State Health Insurance Assistance Programs are free and available to everyone.

“It was very helpful,” Hansman said of a Medicare presentation he attended at the Anne Arundel Medical Center.

“You can make an appointment and go in and talk to them,” he said. “It doesn't cost you a thing. I went a year and half ago. There were 25 people or so in the group. It gave me a good handle on Medicare.”

Going cheap early may cost you in the end

If you start with an inexpensive supplemental plan and later think you need something more comprehensive, it will likely cost you a lot more, Hansman said.

“Not only are you a lot older,” he said, “but the insurer can look up your health history. A big mistake would be to delay the supplement if you think you are eventually going to get one anyway. Apply for it initially, because they may not even sell it to you later.”
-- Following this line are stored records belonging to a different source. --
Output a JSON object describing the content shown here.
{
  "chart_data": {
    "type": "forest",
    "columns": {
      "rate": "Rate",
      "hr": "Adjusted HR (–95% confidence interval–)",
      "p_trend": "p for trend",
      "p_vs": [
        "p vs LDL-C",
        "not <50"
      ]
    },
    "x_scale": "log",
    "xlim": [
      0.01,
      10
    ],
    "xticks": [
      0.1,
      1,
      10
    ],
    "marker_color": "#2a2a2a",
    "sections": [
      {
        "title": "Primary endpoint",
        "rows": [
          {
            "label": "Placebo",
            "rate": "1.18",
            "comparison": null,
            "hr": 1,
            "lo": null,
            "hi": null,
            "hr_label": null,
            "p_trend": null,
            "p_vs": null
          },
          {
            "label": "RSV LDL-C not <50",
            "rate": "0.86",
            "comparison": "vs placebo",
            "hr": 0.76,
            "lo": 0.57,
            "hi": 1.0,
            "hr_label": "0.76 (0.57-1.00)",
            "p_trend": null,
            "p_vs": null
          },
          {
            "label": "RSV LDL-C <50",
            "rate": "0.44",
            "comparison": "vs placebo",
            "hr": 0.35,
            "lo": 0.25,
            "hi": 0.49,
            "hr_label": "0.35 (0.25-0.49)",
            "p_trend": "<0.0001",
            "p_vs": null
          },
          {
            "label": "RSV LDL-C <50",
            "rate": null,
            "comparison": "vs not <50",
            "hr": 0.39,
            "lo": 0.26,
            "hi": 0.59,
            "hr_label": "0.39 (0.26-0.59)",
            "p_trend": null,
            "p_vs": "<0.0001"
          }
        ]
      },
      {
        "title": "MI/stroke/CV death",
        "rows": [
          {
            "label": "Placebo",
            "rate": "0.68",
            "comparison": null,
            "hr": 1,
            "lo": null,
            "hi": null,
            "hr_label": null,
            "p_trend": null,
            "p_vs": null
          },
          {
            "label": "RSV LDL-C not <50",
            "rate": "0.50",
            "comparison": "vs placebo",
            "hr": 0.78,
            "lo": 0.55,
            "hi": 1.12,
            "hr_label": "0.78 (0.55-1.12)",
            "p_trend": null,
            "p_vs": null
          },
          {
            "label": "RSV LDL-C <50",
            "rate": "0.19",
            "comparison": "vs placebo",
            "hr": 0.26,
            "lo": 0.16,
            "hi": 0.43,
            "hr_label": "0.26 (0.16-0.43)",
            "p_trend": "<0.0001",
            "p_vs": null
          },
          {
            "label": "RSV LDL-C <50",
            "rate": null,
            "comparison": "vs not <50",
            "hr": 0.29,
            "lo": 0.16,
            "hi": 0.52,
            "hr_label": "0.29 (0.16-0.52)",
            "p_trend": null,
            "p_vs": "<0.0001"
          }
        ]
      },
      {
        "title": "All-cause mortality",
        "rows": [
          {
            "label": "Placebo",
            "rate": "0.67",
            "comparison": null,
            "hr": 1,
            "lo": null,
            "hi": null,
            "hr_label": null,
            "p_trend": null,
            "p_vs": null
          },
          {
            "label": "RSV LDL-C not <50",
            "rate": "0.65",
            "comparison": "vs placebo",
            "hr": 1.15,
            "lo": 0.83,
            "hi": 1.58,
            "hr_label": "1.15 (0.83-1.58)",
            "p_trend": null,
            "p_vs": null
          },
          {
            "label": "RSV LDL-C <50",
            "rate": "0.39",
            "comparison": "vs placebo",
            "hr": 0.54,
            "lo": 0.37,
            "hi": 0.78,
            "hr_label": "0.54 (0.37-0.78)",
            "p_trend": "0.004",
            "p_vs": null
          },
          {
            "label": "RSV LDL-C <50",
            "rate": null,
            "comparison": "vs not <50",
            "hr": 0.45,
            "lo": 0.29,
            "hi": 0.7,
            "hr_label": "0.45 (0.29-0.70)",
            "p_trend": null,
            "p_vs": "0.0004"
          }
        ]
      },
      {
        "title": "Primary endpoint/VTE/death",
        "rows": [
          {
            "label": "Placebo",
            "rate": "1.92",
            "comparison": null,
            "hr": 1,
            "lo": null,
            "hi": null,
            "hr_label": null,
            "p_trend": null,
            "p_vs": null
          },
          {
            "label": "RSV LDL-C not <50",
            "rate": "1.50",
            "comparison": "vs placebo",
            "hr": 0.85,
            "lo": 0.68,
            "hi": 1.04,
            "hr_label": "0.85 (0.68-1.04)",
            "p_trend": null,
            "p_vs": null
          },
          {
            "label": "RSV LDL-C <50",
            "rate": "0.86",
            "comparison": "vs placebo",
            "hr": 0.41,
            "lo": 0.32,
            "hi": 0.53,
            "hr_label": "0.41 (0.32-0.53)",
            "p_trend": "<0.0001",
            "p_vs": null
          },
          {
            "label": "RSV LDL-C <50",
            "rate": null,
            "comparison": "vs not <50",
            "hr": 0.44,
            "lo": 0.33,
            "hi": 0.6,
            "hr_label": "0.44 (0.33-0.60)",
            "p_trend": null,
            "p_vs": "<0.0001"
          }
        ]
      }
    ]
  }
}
He added: “If you take multiple or expensive medications, look at how those drugs are covered under any plan that you are considering. The differences in cost can be large.

Like your local pharmacist?

“Be aware. Not all plans will cover drugs filled there [at a local pharmacy],” he said. “They may require mail-order or certain pharmacy chains to be used. Many pharmaceutical companies hand out coupons to doctors to give to their patients to help defray the cost of new drugs. Those coupons are almost never usable under Medicare drug plans.”